Russische Behörden verbieten Vernehmung eines wichtigen Zeugen zum Tod des Exagenten Alexander Litvinenko

DUBLIN taz ■ Scotland Yard hat am Montagabend neun Kriminalbeamte nach Moskau geschickt, um Zeugen zum Tod Alexander Litvinenkos zu vernehmen. Der 43-jährige Exagent des russischen Geheimdiensts FSB war am 1. November in London mit dem radioaktiven Polonium-210 vergiftet worden und vor knapp zwei Wochen gestorben. In einer nach seinem Tod verlesenen Erklärung machte er den russischen Präsidenten Wladimir Putin dafür verantwortlich.

Die russische Regierung hatte Großbritannien die Zusammenarbeit angeboten. Die hat aber ihre Grenzen: Den Exspion Michail Trepaschkin, der wegen Geheimnisverrats in einem Straflager sitzt, dürfen die britischen Beamten nicht vernehmen. Trepaschkin hatte in einem Brief behauptet, Russland habe eine spezielle Agentengruppe gebildet, um Litvinenko und andere Regimekritiker zu töten.

Die Londoner Times erklärte gestern, aus britischen Sicherheitskreisen erfahren zu haben, dass der russische Geheimdienst FSB den Mord an Litvinenko in Auftrag gegeben habe. Um die Tat auszuführen, habe man sich ehemaliger Agenten bedient, zitiert das Blatt einen anonymen britischen Geheimdienstmitarbeiter: „Wir wissen, dass der FSB im Ausland agiert, und aufgrund der Hintergründe von Litvinenkos Tod muss der FSB der Hauptverdächtige sein.“

Für die Times ist der Exspion Andrei Lugowoi der Hauptverdächtige.
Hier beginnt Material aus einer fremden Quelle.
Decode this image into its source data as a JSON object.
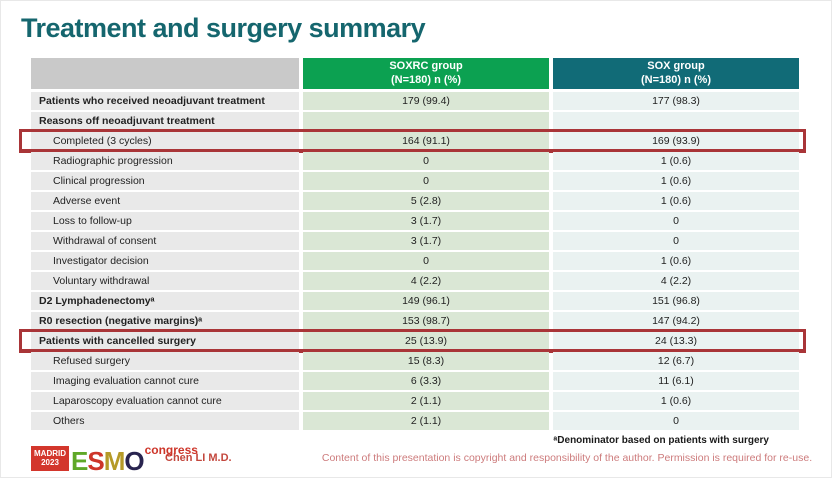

Er kam nach seinem Austritt aus dem FSB kurz ins Gefängnis, doch nach seiner Entlassung blühte sein Geschäft auf und sei heute umgerechnet 150 Millionen Euro wert, wundert sich das Blatt. Fest steht, dass Lugowoi in den zwei Wochen vor Litvinenkos Vergiftung drei Mal nach London gereist ist und Litvinenko vier Mal in Bars und Restaurants getroffen hat. In den beiden Hotels, wo er übernachtet hatte, und in einem der Flugzeuge, in denen er nach London gereist war, wurden Spuren von Polonium-210 gefunden.

Lugowoi sowie seine Geschäftspartner Dmitri Kovtun und Wjatscheslaw Sokolenko, die Litvinenko ebenfalls am 1. November getroffen hatten, bestreiten, etwas mit der Tat zu tun zu haben. Lugowoi sagte, jemand wolle ihn zum Sündenbock machen. Er und seine beiden Geschäftspartner seien aber bereit, erneut auszusagen.
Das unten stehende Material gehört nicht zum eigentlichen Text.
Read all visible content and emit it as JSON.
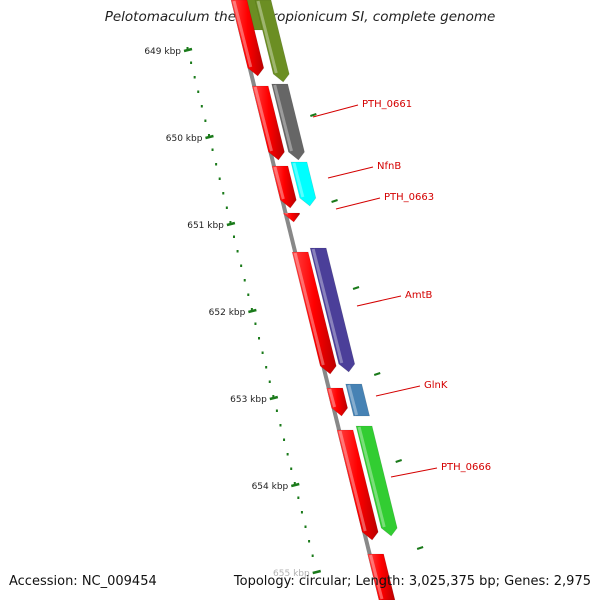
{
  "title": "Pelotomaculum thermopropionicum SI, complete genome",
  "footer": {
    "accession": "Accession: NC_009454",
    "summary": "Topology: circular; Length: 3,025,375 bp; Genes: 2,975"
  },
  "scale_labels": [
    "649 kbp",
    "650 kbp",
    "651 kbp",
    "652 kbp",
    "653 kbp",
    "654 kbp",
    "655 kbp"
  ],
  "gene_labels": [
    "PTH_0661",
    "NfnB",
    "PTH_0663",
    "AmtB",
    "GlnK",
    "PTH_0666"
  ],
  "colors": {
    "backbone": "#888888",
    "cds": "#ee1111",
    "olive": "#6b8e23",
    "gray": "#666666",
    "cyan": "#00ffff",
    "purple": "#4b3f99",
    "steelblue": "#4682b4",
    "green": "#32cd32",
    "tick": "#1a7a1a",
    "label": "#d40000"
  }
}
Das haben sie bereits vor knapp zwei Wochen in der britischen Botschaft in Moskau getan. Die wird nun auf eine Polonium-Verseuchung untersucht. Selbst wenn die englischen Polizisten Hinweise auf eine Täterschaft finden, werden sie die Verdächtigen nicht mit nach Hause nehmen können. Die russische Verfassung verbietet es, Staatsbürger auszuliefern, damit sie im Ausland angeklagt werden können. Ausnahmen könnte nur das Parlament gewähren, doch das wird sich hüten, da Großbritannien sich ebenfalls weigert, die 16 russischen Exilanten auszuliefern, die Russland gerne vor Gericht stellen würde.
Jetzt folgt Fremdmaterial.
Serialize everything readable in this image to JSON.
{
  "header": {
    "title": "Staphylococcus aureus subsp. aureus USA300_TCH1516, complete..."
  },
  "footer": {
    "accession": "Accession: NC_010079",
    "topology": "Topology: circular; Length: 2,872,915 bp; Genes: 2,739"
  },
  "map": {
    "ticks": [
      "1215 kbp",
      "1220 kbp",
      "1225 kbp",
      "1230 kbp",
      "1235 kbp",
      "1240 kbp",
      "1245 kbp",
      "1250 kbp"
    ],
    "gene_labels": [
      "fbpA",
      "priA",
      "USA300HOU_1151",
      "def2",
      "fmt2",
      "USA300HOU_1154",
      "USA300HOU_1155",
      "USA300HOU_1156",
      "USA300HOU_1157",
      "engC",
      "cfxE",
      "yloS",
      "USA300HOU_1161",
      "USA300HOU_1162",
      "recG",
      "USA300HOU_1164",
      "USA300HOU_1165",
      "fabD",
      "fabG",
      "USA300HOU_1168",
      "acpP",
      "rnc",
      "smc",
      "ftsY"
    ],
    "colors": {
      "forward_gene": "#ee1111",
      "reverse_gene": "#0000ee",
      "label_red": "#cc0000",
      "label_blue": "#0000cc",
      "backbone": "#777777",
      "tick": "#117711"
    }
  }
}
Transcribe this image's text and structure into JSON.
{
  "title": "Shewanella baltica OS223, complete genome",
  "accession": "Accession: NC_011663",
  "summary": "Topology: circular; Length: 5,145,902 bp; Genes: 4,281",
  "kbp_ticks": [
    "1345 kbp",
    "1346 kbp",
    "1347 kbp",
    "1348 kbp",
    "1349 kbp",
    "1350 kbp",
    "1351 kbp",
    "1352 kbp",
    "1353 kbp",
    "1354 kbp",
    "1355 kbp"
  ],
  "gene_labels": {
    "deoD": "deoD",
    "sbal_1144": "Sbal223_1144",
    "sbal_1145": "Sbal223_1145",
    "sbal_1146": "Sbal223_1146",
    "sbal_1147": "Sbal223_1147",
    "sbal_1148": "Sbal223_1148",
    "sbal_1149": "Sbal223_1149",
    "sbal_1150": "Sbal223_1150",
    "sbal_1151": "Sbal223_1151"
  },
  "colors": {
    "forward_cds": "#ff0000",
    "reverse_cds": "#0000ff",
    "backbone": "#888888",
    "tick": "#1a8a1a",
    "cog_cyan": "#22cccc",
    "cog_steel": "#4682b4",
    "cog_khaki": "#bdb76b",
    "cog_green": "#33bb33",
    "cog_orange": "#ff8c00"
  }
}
Ganz oben auf der Liste steht der Milliardär Boris Beresowski, dem Moskau einen Umsturzversuch vorwirft. Russlands Außenminister Sergei Lawrow sagte vorgestern in Brüssel, dass die britisch-russischen Beziehungen wegen der Litvinenko-Affaire „natürlich Schaden genommen“ haben. „Es ist wichtig, eine Politisierung dieser Tragödie zu vermeiden“, fügte er hinzu.